MRI-based quantification of whole-organ renal metabolic rate of oxygen during free-breathing
- PMID: 40415411
- PMCID: PMC12309874
- DOI: 10.1002/mrm.30583
MRI-based quantification of whole-organ renal metabolic rate of oxygen during free-breathing
Abstract
Purpose: Renal metabolic rate of oxygen (rMRO2) reflects the kidney's metabolic efficiency, making it a potential biomarker for early-stage kidney disease. This study introduces an ungated, free-breathing MRI sequence in comparison to its breath-hold counterpart to noninvasively measure whole-organ rMRO2.

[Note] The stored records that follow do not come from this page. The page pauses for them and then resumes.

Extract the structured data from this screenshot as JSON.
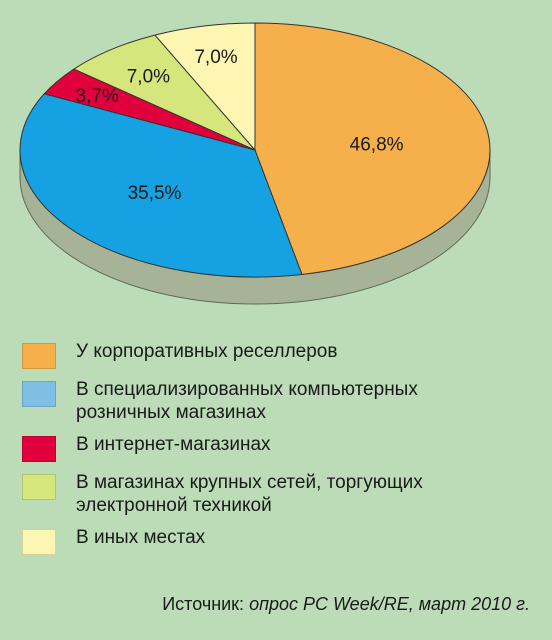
{
  "chart_data": {
    "type": "pie",
    "categories": [
      "У корпоративных реселлеров",
      "В специализированных компьютерных розничных магазинах",
      "В интернет-магазинах",
      "В магазинах крупных сетей, торгующих электронной техникой",
      "В иных местах"
    ],
    "values": [
      46.8,
      35.5,
      3.7,
      7.0,
      7.0
    ],
    "labels": [
      "46,8%",
      "35,5%",
      "3,7%",
      "7,0%",
      "7,0%"
    ],
    "colors": [
      "#f5b04c",
      "#16a2e2",
      "#e0003c",
      "#d5e77c",
      "#fdf6b2"
    ],
    "legend_colors": [
      "#f5b04c",
      "#7fbfe6",
      "#e0003c",
      "#d5e77c",
      "#fdf6b2"
    ],
    "legend": [
      "У корпоративных реселлеров",
      "В специализированных компьютерных\nрозничных магазинах",
      "В интернет-магазинах",
      "В магазинах крупных сетей, торгующих\nэлектронной техникой",
      "В иных местах"
    ],
    "legend_placement": "bottom",
    "style": "3d"
  },
  "source": {
    "prefix": "Источник: ",
    "text": "опрос PC Week/RE, март 2010 г."
  }
}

Methods: Free-breathing (FB) K-MOTIVE sequence (kidney metabolism of oxygen via T2 and interleaved velocity encoding) was developed to simultaneously measure renal blood flow rate (BFR) and T2 of blood water using the conservation of mass. T2 is converted to venous oxygen saturation (SvO2) using a calibration curve. Compared to previous versions, FB K-MOTIVE minimizes respiratory motion artifacts by acquiring fully sampled velocity maps with spiral readout instead of partially collecting radial views at each T2 weighting. Healthy participants (n = 15, 32 ± 9 years) were imaged at 3 T at the renal veins to quantify individual rMRO2, and at the suprarenal and infrarenal inferior vena cava to indirectly quantify bilateral rMRO2 (the total metabolism from both kidneys).

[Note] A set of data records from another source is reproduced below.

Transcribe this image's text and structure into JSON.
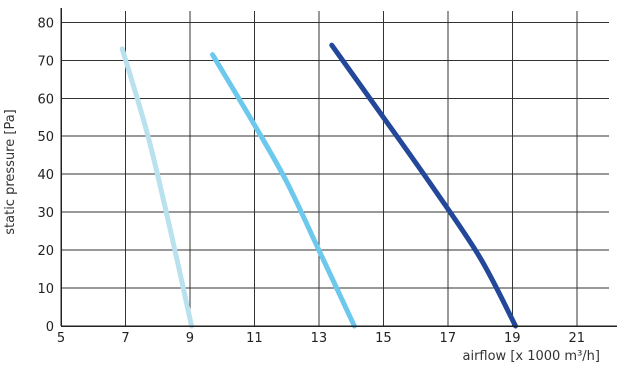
{
  "chart_data": {
    "type": "line",
    "title": "",
    "xlabel": "airflow [x 1000 m³/h]",
    "ylabel": "static pressure [Pa]",
    "xlim": [
      5,
      22
    ],
    "ylim": [
      0,
      83
    ],
    "xticks": [
      5,
      7,
      9,
      11,
      13,
      15,
      17,
      19,
      21
    ],
    "yticks": [
      0,
      10,
      20,
      30,
      40,
      50,
      60,
      70,
      80
    ],
    "grid": true,
    "legend": "none",
    "series": [
      {
        "color": "#b9e1ee",
        "x": [
          6.9,
          7.7,
          8.4,
          9.05
        ],
        "y": [
          73,
          50,
          25,
          0
        ]
      },
      {
        "color": "#6cc8ec",
        "x": [
          9.7,
          11.0,
          12.0,
          13.0,
          14.1
        ],
        "y": [
          71.5,
          53,
          38,
          20,
          0
        ]
      },
      {
        "color": "#23489a",
        "x": [
          13.4,
          15.0,
          16.5,
          18.0,
          19.1
        ],
        "y": [
          74,
          55,
          37,
          18,
          0
        ]
      }
    ]
  }
}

Results: Renal venous blood was highly oxygenated (SvO2 91% ± 3%) and exhibited high BFR of 460 ± 90 mL/min per kidney. Further, total rMRO2 of the two kidneys (160 ± 80 (μmol O2/min)/100 g) was statistically comparable to the indirect bilateral rMRO2 (250 ± 120 (μmol O2/min)/100 g, p = 0.066). Using Lin's concordance correlation coefficient, there was good agreement between breath-hold and free-breathing acquisitions at the individual kidneys for SvO2 (>0.75), BFR (>0.96), and rMRO2 (>0.75).

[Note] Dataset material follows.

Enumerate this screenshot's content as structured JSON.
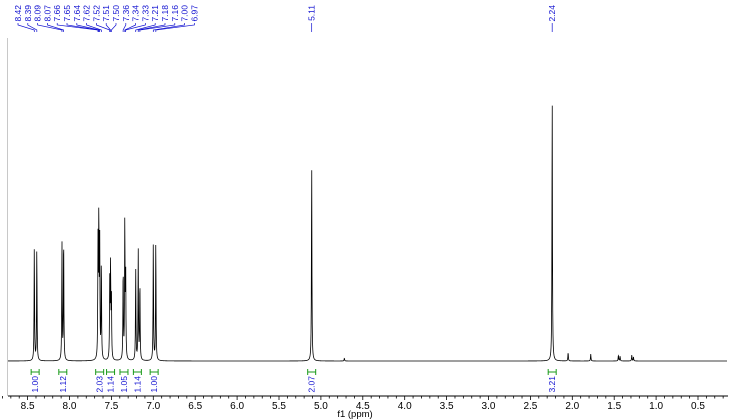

Conclusion: FB K-MOTIVE is a feasible approach to estimate rMRO2, yielding reproducible and physiologically plausible metabolic parameters. Free-breathing acquisition can enhance patient comfort by eliminating the need for breath-holding.
Keywords: MRI; kidney; metabolism; oxygenation.
© 2025 The Author(s). Magnetic Resonance in Medicine published by Wiley Periodicals LLC on behalf of International Society for Magnetic Resonance in Medicine.